A Question-Answering chatbot built using RAG (Retrieval-Augmented Generation) with conversation memory. This project uses LangChain, various LLM options, and vector stores to create an intelligent chatbot that can answer questions about Jessup Cellars winery.

## Features

- RAG-based question answering
- Conversation memory to maintain context
- Support for multiple LLM options (Groq, OpenAI)
- Vector store options (Pinecone, FAISS)
- Environment variable configuration
- Flexible embedding models (HuggingFace, OpenAI)

## Installation

#### 1.Clone the repository:
```bash
git clone https://github.com/Piyush-sri11/QA-chatbot.git
```

#### 2.Create and activate a virtual environment:
```bash
virtualenv env
env/Scripts/activate
```

#### 3.Install required packages:
```bash
pip install -r requirements.txt
```

## Configuration

### 1.Create a `.env` file in the project root and add your API keys:

```bash
LANGCHAIN_API_KEY="your_langchain_api_key"
LANGCHAIN_PROJECT="RAG QA Chatbot with Memory"
OPENAI_API_KEY="your_openai_api_key"
GOOGLE_API_KEY="your_google_api_key"
GROQ_API_KEY="your_groq_api_key"
HUGGING_FACE_TOKEN="your_huggingface_token"
PINECONE_API_KEY="your_pinecone_api_key"
```

### For Google Colab, use secrets to store API keys:

```bash
from google.colab import userdata
os.environ['OPENAI_API_KEY'] = userdata.get('OPENAI_API_KEY')
os.environ['GROQ_API_KEY'] = userdata.get('GROQ_API_KEY')
# Add other API keys as needed
```

# LLM Options

## Default Configuration (Open Source)

The project uses Groq's Llama3-70b-8192 model by default, as it's a powerful open-source alternative:

```bash
llm = ChatGroq(
groq_api_key=groq_api_key,
model_name="Llama3-70b-8192",
temperature=0
)
```
## OpenAI Configuration (Commented Out)

To use OpenAI's models (requires API credits):

```bash
llm = ChatOpenAI(
model="gpt-4",
temperature=0,
max_tokens=None,
timeout=None,
max_retries=4,
api_key=openai_api_key,
)
```
## Vector Store Options

### Pinecone (Default)
The project uses Pinecone as the default vector store for production use.

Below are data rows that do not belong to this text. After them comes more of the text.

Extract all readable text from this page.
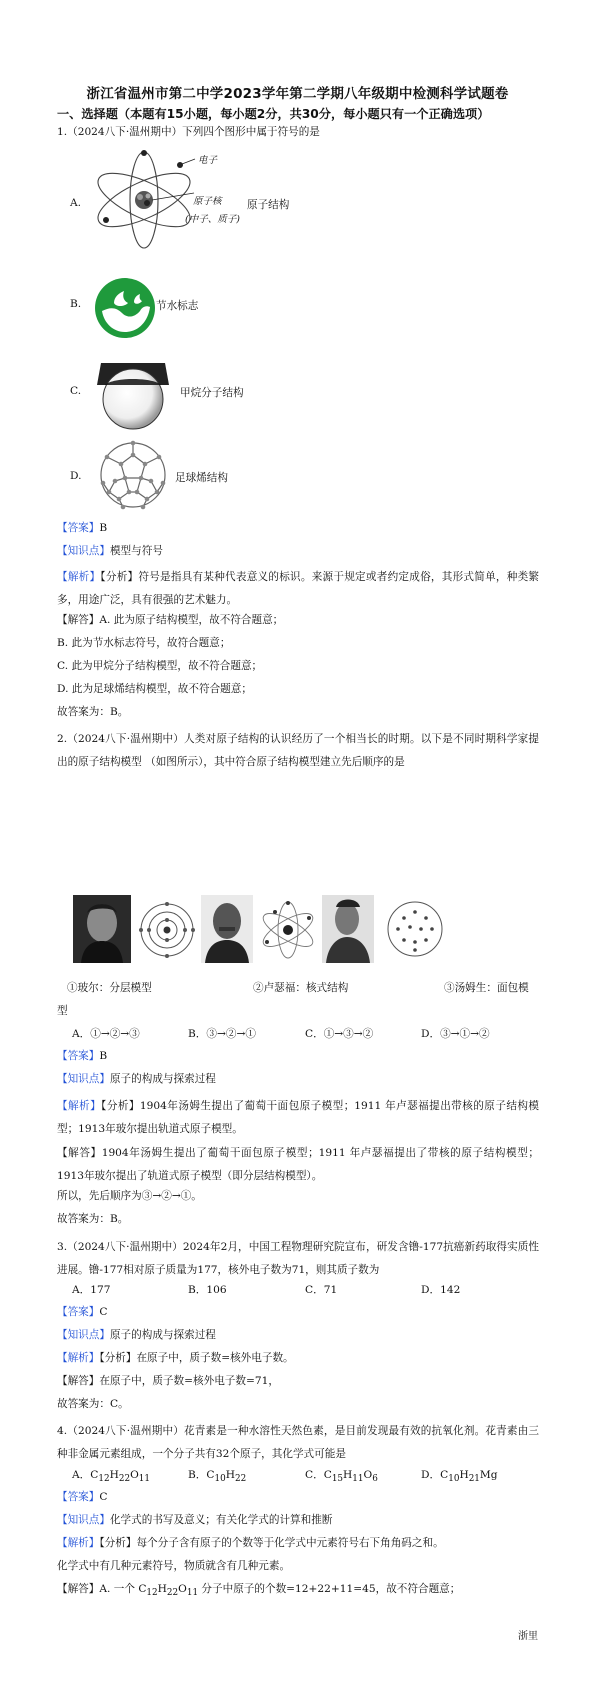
浙江省温州市第二中学2023学年第二学期八年级期中检测科学试题卷
一、选择题（本题有15小题，每小题2分，共30分，每小题只有一个正确选项）
1.（2024八下·温州期中）下列四个图形中属于符号的是
A.
电子
原子核
(中子、质子)
原子结构
B.	节水标志
C.	甲烷分子结构
D.	足球烯结构
【答案】B
【知识点】模型与符号
【解析】【分析】符号是指具有某种代表意义的标识。来源于规定或者约定成俗，其形式简单，种类繁多，用途广泛，具有很强的艺术魅力。
【解答】A. 此为原子结构模型，故不符合题意；
B. 此为节水标志符号，故符合题意；
C. 此为甲烷分子结构模型，故不符合题意；
D. 此为足球烯结构模型，故不符合题意；
故答案为：B。
2.（2024八下·温州期中）人类对原子结构的认识经历了一个相当长的时期。以下是不同时期科学家提出的原子结构模型 （如图所示），其中符合原子结构模型建立先后顺序的是
①玻尔：分层模型	②卢瑟福：核式结构	③汤姆生：面包模
型
A．①→②→③	B．③→②→①	C．①→③→②	D．③→①→②
【答案】B
【知识点】原子的构成与探索过程
【解析】【分析】1904年汤姆生提出了葡萄干面包原子模型；1911 年卢瑟福提出带核的原子结构模型；1913年玻尔提出轨道式原子模型。
【解答】1904年汤姆生提出了葡萄干面包原子模型；1911 年卢瑟福提出了带核的原子结构模型；1913年玻尔提出了轨道式原子模型（即分层结构模型）。
所以，先后顺序为③→②→①。
故答案为：B。
3.（2024八下·温州期中）2024年2月，中国工程物理研究院宣布，研发含镥-177抗癌新药取得实质性进展。镥-177相对原子质量为177，核外电子数为71，则其质子数为
A．177	B．106	C．71	D．142
【答案】C
【知识点】原子的构成与探索过程
【解析】【分析】在原子中，质子数=核外电子数。
【解答】在原子中，质子数=核外电子数=71，
故答案为：C。
4.（2024八下·温州期中）花青素是一种水溶性天然色素，是目前发现最有效的抗氧化剂。花青素由三种非金属元素组成，一个分子共有32个原子，其化学式可能是
A．$C_{12}H_{22}O_{11}$	B．$C_{10}H_{22}$	C．$C_{15}H_{11}O_6$	D．$C_{10}H_{21}Mg$
【答案】C
【知识点】化学式的书写及意义；有关化学式的计算和推断
【解析】【分析】每个分子含有原子的个数等于化学式中元素符号右下角角码之和。
化学式中有几种元素符号，物质就含有几种元素。
【解答】A. 一个 $C_{12}H_{22}O_{11}$ 分子中原子的个数=12+22+11=45，故不符合题意；
浙里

### FAISS (Local Alternative)
For local development or testing, uncomment the FAISS implementation in the code.

## Running the Project

- 1.Ensure all configurations are set up properly
- 2.Run the main script:

```bash
python yard.py
```
- 3.Start asking questions about Jessup Cellars.
- 4.Type 'exit' to end the session.

## Sample Usage

```bash
Enter your question: What makes Jessup Cellars wines special?
[Response will appear here]
Response time: [time in seconds]
##################################################
Enter your question:
```
## Note on LLM Choice
- This project was developed using open-source LLMs (Groq's Llama3-70b-8192) due to OpenAI API credit limitations. The code includes commented sections for OpenAI integration if you have API credits available.

## Corpus Information

- See `corpus_info.md` for detailed information about the Jessup Cellars knowledge base used in this project.